In contrast, both women and men showed stereotype reactance — the tendency to behave in contrast with the stereotype in negotiation tasks — when stereotypes were elicited with explicit primes, reported University of California, Berkeley’s Laura Kray, Leigh Thompson of Northwestern and Columbia’s Adam Galinsky.
Stereotype threat can be advantageous to men when negotiating with women, who are stereotypically considered less skillful negotiators.
Unlike Steele’s finding, Kray’s team observed performance-equalizing effects of activating a shared identity that transcended gender.
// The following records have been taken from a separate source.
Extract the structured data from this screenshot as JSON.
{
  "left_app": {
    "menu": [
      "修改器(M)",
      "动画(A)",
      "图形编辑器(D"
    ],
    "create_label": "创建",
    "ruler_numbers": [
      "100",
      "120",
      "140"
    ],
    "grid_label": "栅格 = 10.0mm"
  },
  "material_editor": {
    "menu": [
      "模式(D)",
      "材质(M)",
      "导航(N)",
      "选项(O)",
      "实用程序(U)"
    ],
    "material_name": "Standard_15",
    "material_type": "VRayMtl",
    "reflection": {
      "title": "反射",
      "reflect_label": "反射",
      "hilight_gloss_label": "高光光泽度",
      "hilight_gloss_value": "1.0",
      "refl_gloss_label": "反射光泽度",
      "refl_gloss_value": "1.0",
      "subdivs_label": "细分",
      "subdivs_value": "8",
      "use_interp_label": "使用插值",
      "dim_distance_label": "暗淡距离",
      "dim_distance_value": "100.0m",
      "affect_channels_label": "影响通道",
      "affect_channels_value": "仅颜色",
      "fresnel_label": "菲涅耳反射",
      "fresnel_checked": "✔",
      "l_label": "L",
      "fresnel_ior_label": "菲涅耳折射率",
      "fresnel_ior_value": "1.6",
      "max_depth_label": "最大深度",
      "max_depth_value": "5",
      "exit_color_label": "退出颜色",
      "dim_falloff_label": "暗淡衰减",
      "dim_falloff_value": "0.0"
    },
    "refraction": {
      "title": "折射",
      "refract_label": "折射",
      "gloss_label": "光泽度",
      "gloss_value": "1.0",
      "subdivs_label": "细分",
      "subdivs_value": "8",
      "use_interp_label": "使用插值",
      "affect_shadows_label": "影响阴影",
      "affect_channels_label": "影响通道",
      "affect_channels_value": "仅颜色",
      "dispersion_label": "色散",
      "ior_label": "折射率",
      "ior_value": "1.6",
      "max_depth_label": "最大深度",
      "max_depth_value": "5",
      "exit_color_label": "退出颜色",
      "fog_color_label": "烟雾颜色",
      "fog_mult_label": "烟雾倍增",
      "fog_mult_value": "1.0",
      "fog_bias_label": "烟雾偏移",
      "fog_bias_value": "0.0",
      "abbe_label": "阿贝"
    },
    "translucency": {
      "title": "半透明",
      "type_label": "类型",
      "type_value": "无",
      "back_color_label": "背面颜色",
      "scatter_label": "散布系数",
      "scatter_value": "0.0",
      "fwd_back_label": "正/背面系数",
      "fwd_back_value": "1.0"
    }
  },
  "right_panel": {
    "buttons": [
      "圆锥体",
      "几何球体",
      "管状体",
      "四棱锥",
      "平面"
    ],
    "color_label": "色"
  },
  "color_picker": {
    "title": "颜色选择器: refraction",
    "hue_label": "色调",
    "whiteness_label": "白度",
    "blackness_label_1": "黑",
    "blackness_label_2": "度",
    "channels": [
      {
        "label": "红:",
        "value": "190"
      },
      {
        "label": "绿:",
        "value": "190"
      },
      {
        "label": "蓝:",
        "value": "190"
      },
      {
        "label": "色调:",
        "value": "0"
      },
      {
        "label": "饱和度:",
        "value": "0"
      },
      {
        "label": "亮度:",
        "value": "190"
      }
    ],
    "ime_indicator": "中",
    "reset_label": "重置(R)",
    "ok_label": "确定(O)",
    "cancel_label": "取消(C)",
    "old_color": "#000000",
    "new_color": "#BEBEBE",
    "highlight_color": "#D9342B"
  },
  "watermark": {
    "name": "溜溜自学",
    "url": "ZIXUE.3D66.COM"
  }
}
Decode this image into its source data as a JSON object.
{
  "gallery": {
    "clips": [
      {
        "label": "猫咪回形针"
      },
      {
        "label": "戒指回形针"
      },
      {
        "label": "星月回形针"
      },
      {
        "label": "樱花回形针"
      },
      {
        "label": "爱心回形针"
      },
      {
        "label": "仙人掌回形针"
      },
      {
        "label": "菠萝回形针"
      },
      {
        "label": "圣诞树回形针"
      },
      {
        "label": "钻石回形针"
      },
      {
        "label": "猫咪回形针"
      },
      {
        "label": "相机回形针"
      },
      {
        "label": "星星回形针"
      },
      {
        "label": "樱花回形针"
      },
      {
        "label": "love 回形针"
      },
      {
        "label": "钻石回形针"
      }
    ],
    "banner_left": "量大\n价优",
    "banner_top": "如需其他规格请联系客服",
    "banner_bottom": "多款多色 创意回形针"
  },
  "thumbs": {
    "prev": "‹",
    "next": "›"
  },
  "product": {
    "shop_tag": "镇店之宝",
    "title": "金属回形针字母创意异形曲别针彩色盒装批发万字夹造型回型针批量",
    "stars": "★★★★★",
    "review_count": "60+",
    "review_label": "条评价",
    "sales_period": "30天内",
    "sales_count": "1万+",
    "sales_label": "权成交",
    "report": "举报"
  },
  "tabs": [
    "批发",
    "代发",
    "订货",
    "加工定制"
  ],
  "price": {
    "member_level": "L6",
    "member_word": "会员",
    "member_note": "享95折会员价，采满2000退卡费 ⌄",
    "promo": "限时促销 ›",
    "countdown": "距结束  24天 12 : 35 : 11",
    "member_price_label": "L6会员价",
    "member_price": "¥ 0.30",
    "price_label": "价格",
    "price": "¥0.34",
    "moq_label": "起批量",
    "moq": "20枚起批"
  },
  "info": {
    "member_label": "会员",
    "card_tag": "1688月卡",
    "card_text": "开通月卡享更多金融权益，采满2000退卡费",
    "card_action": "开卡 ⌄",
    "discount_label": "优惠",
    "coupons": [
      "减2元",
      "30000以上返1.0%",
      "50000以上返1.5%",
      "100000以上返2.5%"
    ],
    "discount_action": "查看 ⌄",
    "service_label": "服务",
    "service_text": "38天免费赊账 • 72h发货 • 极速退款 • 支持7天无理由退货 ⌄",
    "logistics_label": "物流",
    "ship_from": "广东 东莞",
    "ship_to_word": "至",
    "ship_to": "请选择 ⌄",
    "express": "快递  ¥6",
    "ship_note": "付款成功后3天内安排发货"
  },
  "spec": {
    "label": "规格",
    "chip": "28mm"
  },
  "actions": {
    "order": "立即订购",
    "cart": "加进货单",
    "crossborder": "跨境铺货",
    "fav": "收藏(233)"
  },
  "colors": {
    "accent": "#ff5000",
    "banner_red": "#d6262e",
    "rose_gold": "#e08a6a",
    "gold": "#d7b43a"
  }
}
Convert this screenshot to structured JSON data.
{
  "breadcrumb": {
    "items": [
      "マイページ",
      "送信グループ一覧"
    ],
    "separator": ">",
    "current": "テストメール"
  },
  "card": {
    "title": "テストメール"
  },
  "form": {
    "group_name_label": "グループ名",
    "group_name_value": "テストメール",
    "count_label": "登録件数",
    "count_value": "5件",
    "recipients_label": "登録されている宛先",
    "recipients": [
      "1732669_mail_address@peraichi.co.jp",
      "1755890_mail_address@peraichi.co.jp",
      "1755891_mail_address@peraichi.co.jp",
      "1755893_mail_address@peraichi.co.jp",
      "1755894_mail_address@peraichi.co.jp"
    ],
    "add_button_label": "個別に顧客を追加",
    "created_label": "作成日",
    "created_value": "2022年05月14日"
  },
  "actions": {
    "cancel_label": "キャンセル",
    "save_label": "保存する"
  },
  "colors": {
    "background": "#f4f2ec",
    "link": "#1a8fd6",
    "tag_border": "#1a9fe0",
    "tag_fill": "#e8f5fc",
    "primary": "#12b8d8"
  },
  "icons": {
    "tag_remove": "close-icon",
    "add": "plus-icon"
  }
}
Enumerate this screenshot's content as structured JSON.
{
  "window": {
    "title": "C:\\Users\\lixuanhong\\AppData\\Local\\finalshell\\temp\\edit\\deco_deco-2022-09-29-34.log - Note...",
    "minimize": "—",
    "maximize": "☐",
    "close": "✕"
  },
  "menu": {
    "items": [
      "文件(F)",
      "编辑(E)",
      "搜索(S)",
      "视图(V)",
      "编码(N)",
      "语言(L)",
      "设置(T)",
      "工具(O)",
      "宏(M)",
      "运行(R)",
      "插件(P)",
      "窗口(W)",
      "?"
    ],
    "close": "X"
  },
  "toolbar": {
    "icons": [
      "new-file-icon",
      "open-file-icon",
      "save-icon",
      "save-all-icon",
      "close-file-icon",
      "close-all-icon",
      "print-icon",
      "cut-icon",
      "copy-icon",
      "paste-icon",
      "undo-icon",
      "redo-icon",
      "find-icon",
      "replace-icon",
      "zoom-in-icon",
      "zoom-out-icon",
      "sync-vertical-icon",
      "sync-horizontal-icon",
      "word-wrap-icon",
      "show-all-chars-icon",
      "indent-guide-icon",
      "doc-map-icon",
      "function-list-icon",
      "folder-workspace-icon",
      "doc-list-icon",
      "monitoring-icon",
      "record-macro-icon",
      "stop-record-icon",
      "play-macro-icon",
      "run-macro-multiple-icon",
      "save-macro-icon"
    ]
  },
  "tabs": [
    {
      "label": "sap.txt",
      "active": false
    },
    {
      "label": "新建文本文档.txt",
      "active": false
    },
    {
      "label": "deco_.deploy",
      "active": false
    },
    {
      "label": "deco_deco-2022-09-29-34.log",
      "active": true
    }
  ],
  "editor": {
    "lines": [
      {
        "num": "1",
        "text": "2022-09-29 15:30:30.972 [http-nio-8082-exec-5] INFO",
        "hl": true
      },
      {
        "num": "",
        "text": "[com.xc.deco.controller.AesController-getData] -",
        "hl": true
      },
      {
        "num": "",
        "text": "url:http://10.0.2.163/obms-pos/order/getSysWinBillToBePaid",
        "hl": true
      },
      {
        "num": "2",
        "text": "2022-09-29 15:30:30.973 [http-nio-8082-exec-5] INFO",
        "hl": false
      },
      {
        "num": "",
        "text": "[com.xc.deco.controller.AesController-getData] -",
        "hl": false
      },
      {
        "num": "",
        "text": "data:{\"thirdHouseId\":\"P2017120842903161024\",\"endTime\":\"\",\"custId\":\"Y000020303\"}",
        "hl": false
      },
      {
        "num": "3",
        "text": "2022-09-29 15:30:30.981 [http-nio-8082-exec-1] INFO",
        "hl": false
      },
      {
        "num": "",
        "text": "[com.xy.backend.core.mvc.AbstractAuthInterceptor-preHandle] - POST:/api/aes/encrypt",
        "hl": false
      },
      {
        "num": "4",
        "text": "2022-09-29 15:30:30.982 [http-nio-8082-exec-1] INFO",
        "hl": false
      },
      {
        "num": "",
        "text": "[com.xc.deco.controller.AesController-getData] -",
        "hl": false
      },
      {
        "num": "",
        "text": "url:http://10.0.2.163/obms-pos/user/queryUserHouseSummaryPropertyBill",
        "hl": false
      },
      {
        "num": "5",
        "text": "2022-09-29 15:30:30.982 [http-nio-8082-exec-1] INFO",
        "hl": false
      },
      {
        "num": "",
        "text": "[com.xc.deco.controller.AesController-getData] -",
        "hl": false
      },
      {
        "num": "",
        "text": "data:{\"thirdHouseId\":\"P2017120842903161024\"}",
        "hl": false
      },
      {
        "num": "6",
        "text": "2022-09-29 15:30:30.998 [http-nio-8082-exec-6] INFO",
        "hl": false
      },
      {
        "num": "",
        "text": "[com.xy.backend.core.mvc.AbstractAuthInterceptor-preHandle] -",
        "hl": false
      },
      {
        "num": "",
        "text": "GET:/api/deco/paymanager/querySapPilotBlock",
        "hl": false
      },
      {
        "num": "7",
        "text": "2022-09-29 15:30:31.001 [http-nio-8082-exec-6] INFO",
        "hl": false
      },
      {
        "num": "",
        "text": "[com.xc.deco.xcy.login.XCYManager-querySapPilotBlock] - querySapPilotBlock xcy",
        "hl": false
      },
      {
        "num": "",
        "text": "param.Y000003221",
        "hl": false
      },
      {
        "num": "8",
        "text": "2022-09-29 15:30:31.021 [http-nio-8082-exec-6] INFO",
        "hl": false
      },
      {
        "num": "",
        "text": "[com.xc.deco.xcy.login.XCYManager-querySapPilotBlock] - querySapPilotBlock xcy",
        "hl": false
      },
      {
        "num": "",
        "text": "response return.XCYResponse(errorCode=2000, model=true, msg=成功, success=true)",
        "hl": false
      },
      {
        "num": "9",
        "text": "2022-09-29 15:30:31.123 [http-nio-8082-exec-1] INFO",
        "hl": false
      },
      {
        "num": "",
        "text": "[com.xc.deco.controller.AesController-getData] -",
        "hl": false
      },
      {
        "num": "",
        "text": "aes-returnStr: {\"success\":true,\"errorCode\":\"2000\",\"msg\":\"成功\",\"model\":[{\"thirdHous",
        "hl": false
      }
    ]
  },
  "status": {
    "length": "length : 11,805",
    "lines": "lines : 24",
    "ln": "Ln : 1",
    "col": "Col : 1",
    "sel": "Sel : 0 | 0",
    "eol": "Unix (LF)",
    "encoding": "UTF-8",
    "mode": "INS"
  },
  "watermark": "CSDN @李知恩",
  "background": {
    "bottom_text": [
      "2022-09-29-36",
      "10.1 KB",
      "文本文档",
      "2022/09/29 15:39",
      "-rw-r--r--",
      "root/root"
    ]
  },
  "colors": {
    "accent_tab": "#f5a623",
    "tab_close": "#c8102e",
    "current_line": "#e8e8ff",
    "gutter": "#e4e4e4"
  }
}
People can dissociate themselves from prevailing stereotypes with contrast primes, according to Lehigh University’s Gordon B. Moskowitz and Ian W. Skurnik of University of Utah.
–Standard-of-Comparison Prime, which produces greatest contrast by citing an extreme illustration.
This strategy relies on perception and requires less cognitive effort.
-Set–Reset Prime, which typically uses trait descriptions, and produces greatest contrast when moderate rather than extreme.
This approach requires significant mental effort.
Even men are not immune to stereotype threat.
Male participants “choked” when performing after a positive male stereotype was activated by University of Oklahoma’s Ryan P. Brown and Robert A. Josephs of University of Texas.
Similar to women’s performance decrements in response to negative stereotype threat, Brown and Josephs hypothesized that men’s performance was undermined by “pressure to live up to the standard.”
People can manage stereotype threat by explicitly referring to the stereotype to activate reactance.
In addition, it’s valuable to refer to a shared identity that transcends the stigmatized group identity.
Eliciting contrast effects through examples and trait descriptions is another way to diminish the impact of stereotype threat of performance.
- How do you manage stereotype threat for yourself and others?
- How effective have you found activating stereotype reactance?